DISLEXIA E MATEMATICA

  • DISLEXIA E MATEMÁTICA
    Inicialmente vamos esclarecer o que é ter dificuldades em matemática. As pessoas geralmente falam que não se saem bem em matemática, quando de fato querem dizer que apresentam dificuldades em aritmética. A aritmética é uma parte da matemática, está associada aos raciocínios lógicos, perceptivos e sensoriais: formas, tamanhos, espaço, dimensão e quantidade.
    Alguns disléxicos têm problemas com aritmética e outros aspectos da matemática, assim como com a linguagem escrita. 
    A incapacidade de compreensão dos números e das operações, também chama-se discalculia e portanto está ligada a dislexia.
    Muitos disléxicos têm dificuldades para adquirirem rapidez e fluência em simples cálculos: adição, subtração, multiplicação, divisão e na tabuada, mas eles poderão ter, não obstante, boa habilidade em matemática.
    Este fato acontece porque não há áreas do cérebro que só se ocupem especificamente da leitura e soletração. As áreas usadas para a linguagem escrita são usadas também para outros materiais simbólicos, incluindo números, fórmulas, gráficos, diagramas, espaço-tempo, etc. 
    Assim, se há um problema nessas partes do cérebro, será afetado o processamento eficiente de qualquer material simbólico, linguagem e matemática incluídos, significa que as falhas em uma área de aprendizagem podem estar freqüentemente vinculadas a falhas em outras áreas.
    O propósito da intervenção baseia-se na estimulação da aprendizagem nas seguintes áreas, manipular, seriar, classificar, transportar, juntar, copiar. Portanto falamos em desenvolver o pensamento pré-operacional e operacional, segundo Piaget.
    Para entendermos melhor, vamos ver quais são as semelhanças superficiais entre a linguagem escrita e a matemática:
    • ambas são linguagens representadas por símbolos que apresentam pequena ou nenhuma relação com as situações e eventos que eles descrevem. Portanto usar uma letra /a/ ou um número /4/ é uma representação simbólica igualmente. Pouco ou nada tem haver com a representação concreta.
    • os dois símbolos( letras ou números) têm estruturas e requerem uma ordem e seqüência para serem usados eficientemente.
    • os dois requerem facilidade verbal, para uma aprendizagem fluente e memorização. Memória a curto prazo é também importante para ambos.
    Essas são só algumas das semelhanças entre linguagem e matemática. Quando nós consideramos tudo isso, não é surpresa que indivíduos com dificuldades na linguagem do tipo da dislexia tenham freqüentemente dificuldades em matemática.

    Encontramos dois subgrupos de disléxicos que apresentam dificuldades em matemática:

    1. Aqueles que compreendem os conceitos mas são incapazes de representá-los no papel, isto é, eles sabem que processo ou operação usar, mas não conseguem fazê-lo com precisão. Por exemplo: Compreendem uma situação problema, sabem até que operação deveriam fazer, mas não conseguem “traduzir” na escrita.

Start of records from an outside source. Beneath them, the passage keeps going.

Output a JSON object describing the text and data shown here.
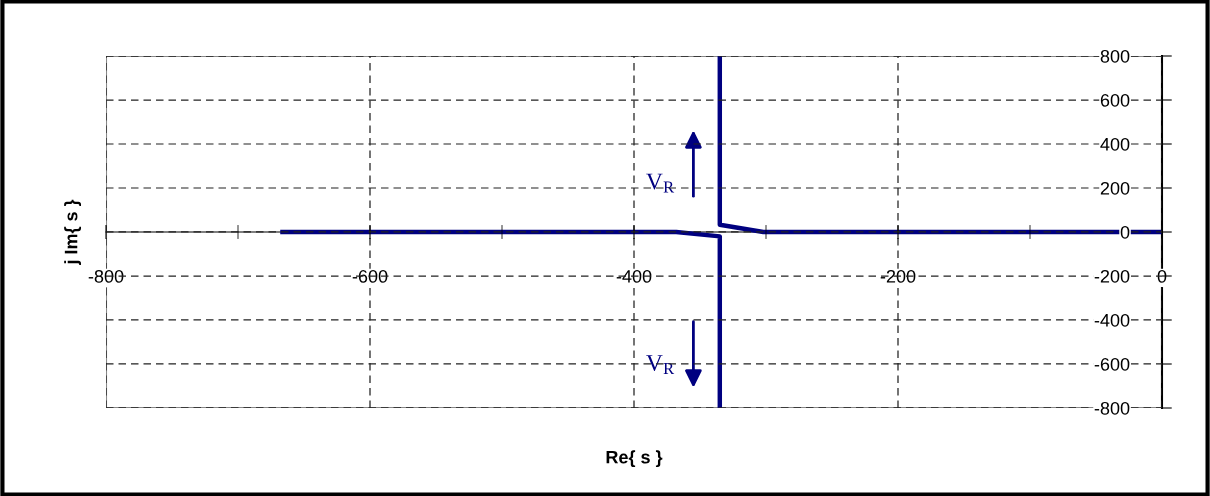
{
  "chart_data": {
    "type": "line",
    "xlabel": "Re{ s }",
    "ylabel": "j Im{ s }",
    "xlim": [
      -800,
      0
    ],
    "ylim": [
      -800,
      800
    ],
    "xticks": [
      -800,
      {
        "value": -700,
        "label": null
      },
      -600,
      {
        "value": -500,
        "label": null
      },
      -400,
      {
        "value": -300,
        "label": null
      },
      -200,
      {
        "value": -100,
        "label": null
      },
      0
    ],
    "yticks": [
      -800,
      -600,
      -400,
      -200,
      0,
      200,
      400,
      600,
      800
    ],
    "grid": true,
    "line_style": "solid",
    "marker": "none",
    "series": [
      {
        "color": "#000080",
        "x": [
          -668,
          -368,
          -335,
          -335
        ],
        "values": [
          0,
          0,
          -20,
          -800
        ]
      },
      {
        "color": "#000080",
        "x": [
          0,
          -302,
          -335,
          -335
        ],
        "values": [
          0,
          0,
          33,
          800
        ]
      }
    ],
    "annotations": [
      {
        "text": "V$_{R}$",
        "x": -380,
        "y": 220
      },
      {
        "text": "V$_{R}$",
        "x": -380,
        "y": -605
      }
    ]
  }
}
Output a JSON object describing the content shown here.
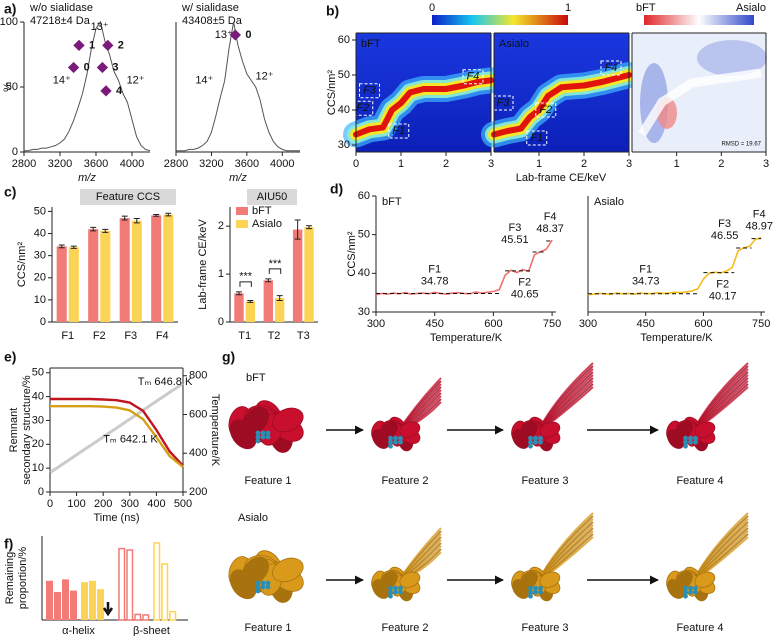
{
  "chart_data": [
    {
      "type": "spectrum",
      "panel": "a)",
      "title": "w/o sialidase",
      "subtitle": "47218±4 Da",
      "xlabel": "m/z",
      "ylabel": "%",
      "xlim": [
        2800,
        4200
      ],
      "xticks": [
        2800,
        3200,
        3600,
        4000
      ],
      "ylim": [
        0,
        100
      ],
      "yticks": [
        0,
        50,
        100
      ],
      "color": "#555555",
      "x": [
        2800,
        2850,
        2900,
        2950,
        3000,
        3050,
        3100,
        3150,
        3200,
        3250,
        3300,
        3350,
        3400,
        3450,
        3500,
        3550,
        3600,
        3650,
        3700,
        3750,
        3800,
        3850,
        3900,
        3950,
        4000,
        4050,
        4100,
        4150,
        4200
      ],
      "values": [
        1,
        1,
        2,
        2,
        3,
        3,
        4,
        5,
        7,
        10,
        16,
        24,
        34,
        45,
        60,
        80,
        95,
        100,
        85,
        75,
        62,
        55,
        45,
        38,
        25,
        12,
        5,
        2,
        1
      ],
      "annotations": [
        {
          "text": "13⁺",
          "x": 3640,
          "y": 96,
          "color": "#e0201b"
        },
        {
          "text": "14⁺",
          "x": 3220,
          "y": 55,
          "color": "#e0201b"
        },
        {
          "text": "12⁺",
          "x": 4040,
          "y": 55,
          "color": "#e0201b"
        }
      ],
      "peaks": [
        {
          "label": "1",
          "x": 3500,
          "y": 82
        },
        {
          "label": "2",
          "x": 3820,
          "y": 82
        },
        {
          "label": "0",
          "x": 3440,
          "y": 65
        },
        {
          "label": "3",
          "x": 3760,
          "y": 65
        },
        {
          "label": "4",
          "x": 3800,
          "y": 47
        }
      ]
    },
    {
      "type": "spectrum",
      "title": "w/ sialidase",
      "subtitle": "43408±5 Da",
      "xlabel": "m/z",
      "xlim": [
        2800,
        4200
      ],
      "xticks": [
        2800,
        3200,
        3600,
        4000
      ],
      "ylim": [
        0,
        100
      ],
      "color": "#555555",
      "x": [
        2800,
        2850,
        2900,
        2950,
        3000,
        3050,
        3100,
        3150,
        3200,
        3250,
        3300,
        3350,
        3400,
        3450,
        3500,
        3550,
        3600,
        3650,
        3700,
        3750,
        3800,
        3850,
        3900,
        3950,
        4000,
        4050,
        4100,
        4150,
        4200
      ],
      "values": [
        1,
        1,
        1,
        2,
        2,
        3,
        5,
        8,
        15,
        28,
        42,
        55,
        80,
        100,
        82,
        70,
        60,
        55,
        50,
        40,
        25,
        15,
        8,
        4,
        2,
        1,
        1,
        1,
        1
      ],
      "annotations": [
        {
          "text": "13⁺",
          "x": 3340,
          "y": 90,
          "color": "#e0201b"
        },
        {
          "text": "14⁺",
          "x": 3120,
          "y": 55,
          "color": "#e0201b"
        },
        {
          "text": "12⁺",
          "x": 3800,
          "y": 58,
          "color": "#e0201b"
        }
      ],
      "peaks": [
        {
          "label": "0",
          "x": 3560,
          "y": 90
        }
      ]
    },
    {
      "type": "ridge",
      "panel": "b)",
      "label": "bFT",
      "xlabel": "Lab-frame CE/keV",
      "ylabel": "CCS/nm²",
      "colorbar": [
        "0",
        "1"
      ],
      "xlim": [
        0,
        3
      ],
      "xticks": [
        0,
        1,
        2,
        3
      ],
      "ylim": [
        28,
        62
      ],
      "yticks": [
        30,
        40,
        50,
        60
      ],
      "x": [
        0,
        0.3,
        0.6,
        0.8,
        1.0,
        1.2,
        1.5,
        2.0,
        2.4,
        2.7,
        3.0
      ],
      "values": [
        33,
        34.5,
        35,
        40,
        42,
        45,
        46,
        46,
        47,
        48,
        48.5
      ],
      "features": [
        {
          "label": "F1",
          "x": 0.95,
          "y": 34
        },
        {
          "label": "F2",
          "x": 0.15,
          "y": 40.5
        },
        {
          "label": "F3",
          "x": 0.3,
          "y": 45.5
        },
        {
          "label": "F4",
          "x": 2.6,
          "y": 49.5
        }
      ]
    },
    {
      "type": "ridge",
      "label": "Asialo",
      "xlim": [
        0,
        3
      ],
      "xticks": [
        1,
        2,
        3
      ],
      "ylim": [
        28,
        62
      ],
      "x": [
        0,
        0.3,
        0.6,
        0.8,
        1.0,
        1.2,
        1.5,
        2.0,
        2.4,
        2.7,
        3.0
      ],
      "values": [
        33,
        34,
        34.7,
        38,
        40,
        44,
        46.5,
        47,
        48,
        49,
        50
      ],
      "features": [
        {
          "label": "F1",
          "x": 0.95,
          "y": 32
        },
        {
          "label": "F2",
          "x": 1.15,
          "y": 40
        },
        {
          "label": "F3",
          "x": 0.2,
          "y": 42
        },
        {
          "label": "F4",
          "x": 2.6,
          "y": 52
        }
      ]
    },
    {
      "type": "diff",
      "colorbar": [
        "bFT",
        "Asialo"
      ],
      "note": "RMSD = 19.67",
      "xlim": [
        0,
        3
      ],
      "xticks": [
        1,
        2,
        3
      ],
      "ylim": [
        28,
        62
      ]
    },
    {
      "type": "bar",
      "panel": "c)",
      "title": "Feature CCS",
      "ylabel": "CCS/nm²",
      "categories": [
        "F1",
        "F2",
        "F3",
        "F4"
      ],
      "ylim": [
        0,
        52
      ],
      "yticks": [
        0,
        10,
        20,
        30,
        40,
        50
      ],
      "series": [
        {
          "color": "#f27b78",
          "values": [
            34.2,
            42,
            47,
            48.2
          ],
          "errors": [
            0.6,
            0.8,
            0.9,
            0.4
          ]
        },
        {
          "color": "#fcd455",
          "values": [
            33.8,
            41.2,
            45.8,
            48.6
          ],
          "errors": [
            0.5,
            0.7,
            1,
            0.6
          ]
        }
      ]
    },
    {
      "type": "bar",
      "title": "AIU50",
      "ylabel": "Lab-frame CE/keV",
      "categories": [
        "T1",
        "T2",
        "T3"
      ],
      "legend": "top-left",
      "ylim": [
        0,
        2.4
      ],
      "yticks": [
        0,
        1,
        2
      ],
      "series": [
        {
          "name": "bFT",
          "color": "#f27b78",
          "values": [
            0.6,
            0.87,
            1.93
          ],
          "errors": [
            0.03,
            0.03,
            0.2
          ]
        },
        {
          "name": "Asialo",
          "color": "#fcd455",
          "values": [
            0.43,
            0.5,
            1.98
          ],
          "errors": [
            0.02,
            0.05,
            0.03
          ]
        }
      ],
      "significance": [
        {
          "text": "***",
          "category": 0
        },
        {
          "text": "***",
          "category": 1
        }
      ]
    },
    {
      "type": "trace",
      "panel": "d)",
      "label": "bFT",
      "xlabel": "Temperature/K",
      "ylabel": "CCS/nm²",
      "color": "#f07070",
      "xlim": [
        300,
        760
      ],
      "xticks": [
        300,
        450,
        600,
        750
      ],
      "ylim": [
        30,
        60
      ],
      "yticks": [
        30,
        40,
        50,
        60
      ],
      "x": [
        300,
        315,
        330,
        345,
        360,
        375,
        390,
        405,
        420,
        435,
        450,
        465,
        480,
        495,
        510,
        525,
        540,
        555,
        570,
        585,
        600,
        615,
        630,
        645,
        660,
        675,
        690,
        705,
        720,
        735,
        750
      ],
      "values": [
        34.5,
        34.8,
        34.6,
        34.9,
        34.7,
        35.0,
        34.6,
        34.8,
        34.9,
        34.7,
        35.1,
        34.8,
        34.6,
        34.9,
        35.0,
        34.8,
        34.7,
        35.2,
        34.9,
        35.1,
        35.3,
        35.8,
        39.5,
        40.8,
        40.2,
        41.0,
        40.5,
        44.8,
        45.6,
        46.2,
        48.6
      ],
      "features": [
        {
          "name": "F1",
          "value": 34.78,
          "range": [
            300,
            620
          ],
          "x": 450,
          "side": "above"
        },
        {
          "name": "F2",
          "value": 40.65,
          "range": [
            630,
            700
          ],
          "x": 680,
          "side": "below"
        },
        {
          "name": "F3",
          "value": 45.51,
          "range": [
            700,
            735
          ],
          "x": 655,
          "side": "above"
        },
        {
          "name": "F4",
          "value": 48.37,
          "range": [
            735,
            750
          ],
          "x": 745,
          "side": "above"
        }
      ]
    },
    {
      "type": "trace",
      "label": "Asialo",
      "xlabel": "Temperature/K",
      "color": "#f2bd1d",
      "xlim": [
        300,
        760
      ],
      "xticks": [
        300,
        450,
        600,
        750
      ],
      "ylim": [
        30,
        60
      ],
      "x": [
        300,
        315,
        330,
        345,
        360,
        375,
        390,
        405,
        420,
        435,
        450,
        465,
        480,
        495,
        510,
        525,
        540,
        555,
        570,
        585,
        600,
        615,
        630,
        645,
        660,
        675,
        690,
        705,
        720,
        735,
        750
      ],
      "values": [
        34.5,
        34.6,
        34.8,
        34.7,
        34.6,
        34.9,
        34.7,
        34.8,
        34.6,
        34.9,
        34.8,
        34.7,
        35.0,
        34.8,
        34.9,
        35.1,
        35.0,
        35.2,
        35.4,
        36.0,
        38.5,
        40.0,
        40.3,
        40.1,
        40.6,
        41.5,
        45.8,
        46.6,
        47.0,
        48.8,
        49.2
      ],
      "features": [
        {
          "name": "F1",
          "value": 34.73,
          "range": [
            300,
            590
          ],
          "x": 450,
          "side": "above"
        },
        {
          "name": "F2",
          "value": 40.17,
          "range": [
            600,
            680
          ],
          "x": 650,
          "side": "below"
        },
        {
          "name": "F3",
          "value": 46.55,
          "range": [
            685,
            725
          ],
          "x": 655,
          "side": "above"
        },
        {
          "name": "F4",
          "value": 48.97,
          "range": [
            725,
            750
          ],
          "x": 745,
          "side": "above"
        }
      ]
    },
    {
      "type": "dual",
      "panel": "e)",
      "xlabel": "Time (ns)",
      "ylabel": [
        "Remnant",
        "secondary structure/%"
      ],
      "y2label": "Temperature/K",
      "xlim": [
        0,
        500
      ],
      "xticks": [
        0,
        100,
        200,
        300,
        400,
        500
      ],
      "ylim": [
        0,
        52
      ],
      "yticks": [
        0,
        10,
        20,
        30,
        40,
        50
      ],
      "y2lim": [
        200,
        840
      ],
      "y2ticks": [
        200,
        400,
        600,
        800
      ],
      "x": [
        0,
        50,
        100,
        150,
        200,
        250,
        300,
        350,
        400,
        450,
        500
      ],
      "series": [
        {
          "color": "#c0141e",
          "values": [
            39,
            39,
            39,
            39,
            38.8,
            38.5,
            37.5,
            34,
            26,
            17,
            11
          ]
        },
        {
          "color": "#d4a017",
          "values": [
            36,
            36,
            36,
            36,
            35.8,
            35.4,
            34.2,
            30.5,
            23,
            15,
            10.5
          ]
        },
        {
          "color": "#b5b5b5",
          "axis": "y2",
          "values": [
            300,
            346,
            392,
            438,
            484,
            530,
            576,
            622,
            668,
            714,
            760
          ]
        }
      ],
      "annotations": [
        {
          "text": "Tₘ 646.8 K",
          "x": 330,
          "y": 46,
          "color": "#c0141e"
        },
        {
          "text": "Tₘ 642.1 K",
          "x": 200,
          "y": 22,
          "color": "#a07a10"
        }
      ]
    },
    {
      "type": "hollowbar",
      "panel": "f)",
      "ylabel": [
        "Remaining",
        "proportion/%"
      ],
      "categories": [
        "α-helix",
        "β-sheet"
      ],
      "ylim": [
        0,
        30
      ],
      "series": [
        {
          "color": "#f27b78",
          "values": [
            [
              14,
              10,
              14.5,
              10.5
            ],
            [
              25.5,
              25,
              2,
              1.8
            ]
          ]
        },
        {
          "color": "#fcd455",
          "values": [
            [
              13.5,
              14,
              11
            ],
            [
              27.5,
              20,
              3
            ]
          ]
        }
      ]
    }
  ],
  "figure_g": {
    "panel": "g)",
    "rows": [
      {
        "label": "bFT",
        "features": [
          "Feature 1",
          "Feature 2",
          "Feature 3",
          "Feature 4"
        ]
      },
      {
        "label": "Asialo",
        "features": [
          "Feature 1",
          "Feature 2",
          "Feature 3",
          "Feature 4"
        ]
      }
    ]
  }
}
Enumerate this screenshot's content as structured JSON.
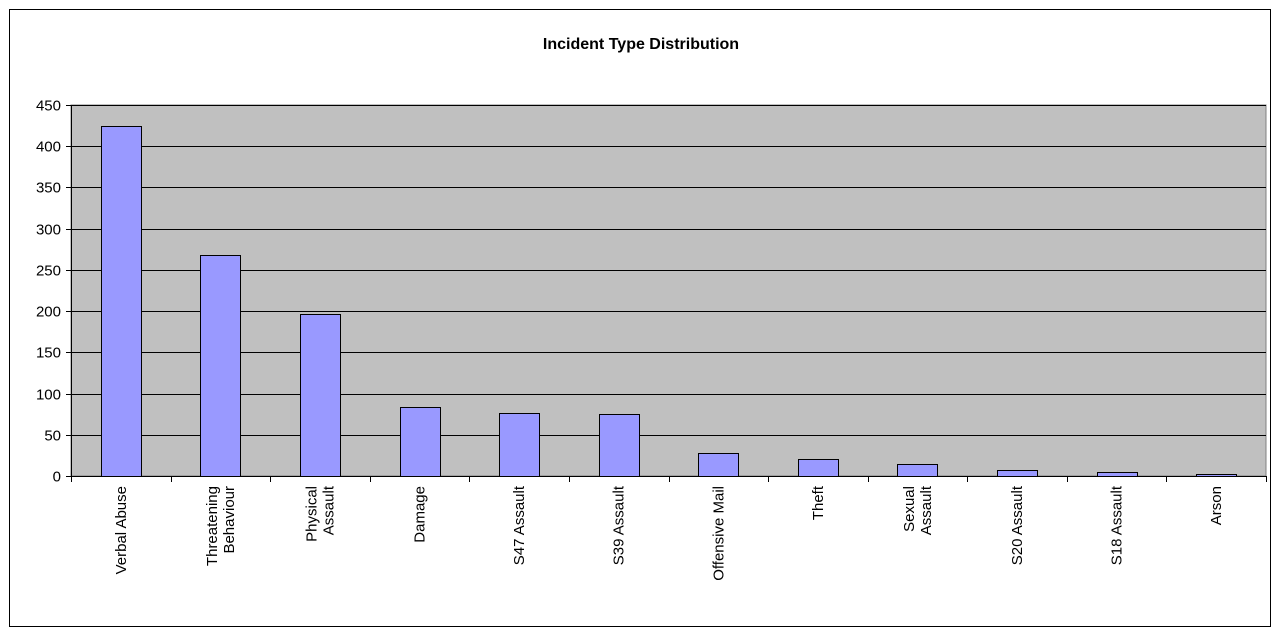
{
  "chart_data": {
    "type": "bar",
    "title": "Incident Type Distribution",
    "xlabel": "",
    "ylabel": "",
    "ylim": [
      0,
      450
    ],
    "yticks": [
      0,
      50,
      100,
      150,
      200,
      250,
      300,
      350,
      400,
      450
    ],
    "grid": true,
    "legend": "none",
    "categories": [
      [
        "Verbal Abuse"
      ],
      [
        "Threatening",
        "Behaviour"
      ],
      [
        "Physical",
        "Assault"
      ],
      [
        "Damage"
      ],
      [
        "S47 Assault"
      ],
      [
        "S39 Assault"
      ],
      [
        "Offensive Mail"
      ],
      [
        "Theft"
      ],
      [
        "Sexual",
        "Assault"
      ],
      [
        "S20 Assault"
      ],
      [
        "S18 Assault"
      ],
      [
        "Arson"
      ]
    ],
    "values": [
      424,
      268,
      196,
      84,
      77,
      75,
      28,
      21,
      14,
      7,
      5,
      2
    ]
  },
  "colors": {
    "plot_background": "#c0c0c0",
    "bar_fill": "#9999ff",
    "bar_stroke": "#000000",
    "gridline": "#000000"
  }
}
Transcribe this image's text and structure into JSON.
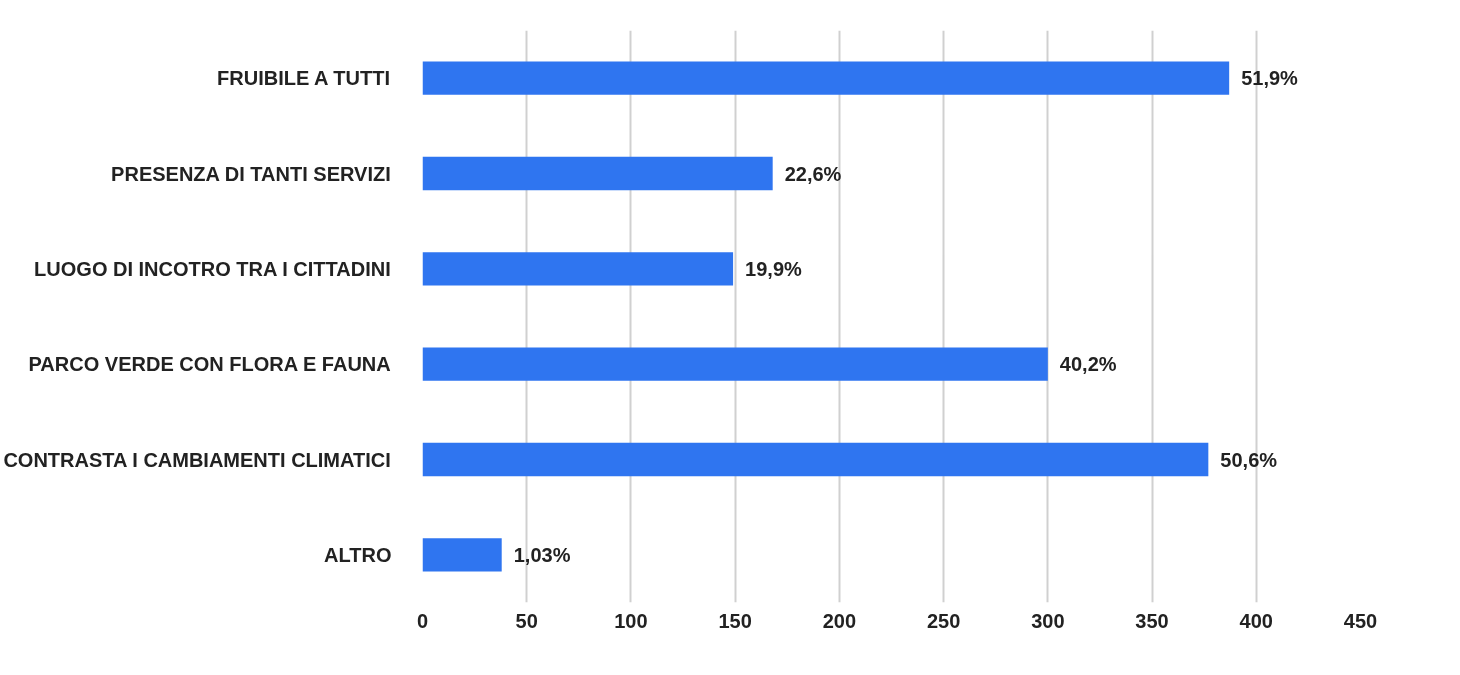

    2. Aqueles que têm pouca ou nenhuma idéia porque os números ou símbolos são usados. Essas pessoas não compreendem os conceitos subentendidos em matemática.

    Os resultados das pesquisas em dislexia e matemática variam consideravelmente, e uma estimativa conservadora, baseada em estudos iniciais (Joffe, 1981), sugeria que quase 60% dos disléxicos têm alguma dificuldade em matemática, dois terços dos disléxicos encontram-se na faixa etária entre de 8 a 14 anos, 11% dos disléxicos são excelentes em matemática e 29% tem bom desempenho.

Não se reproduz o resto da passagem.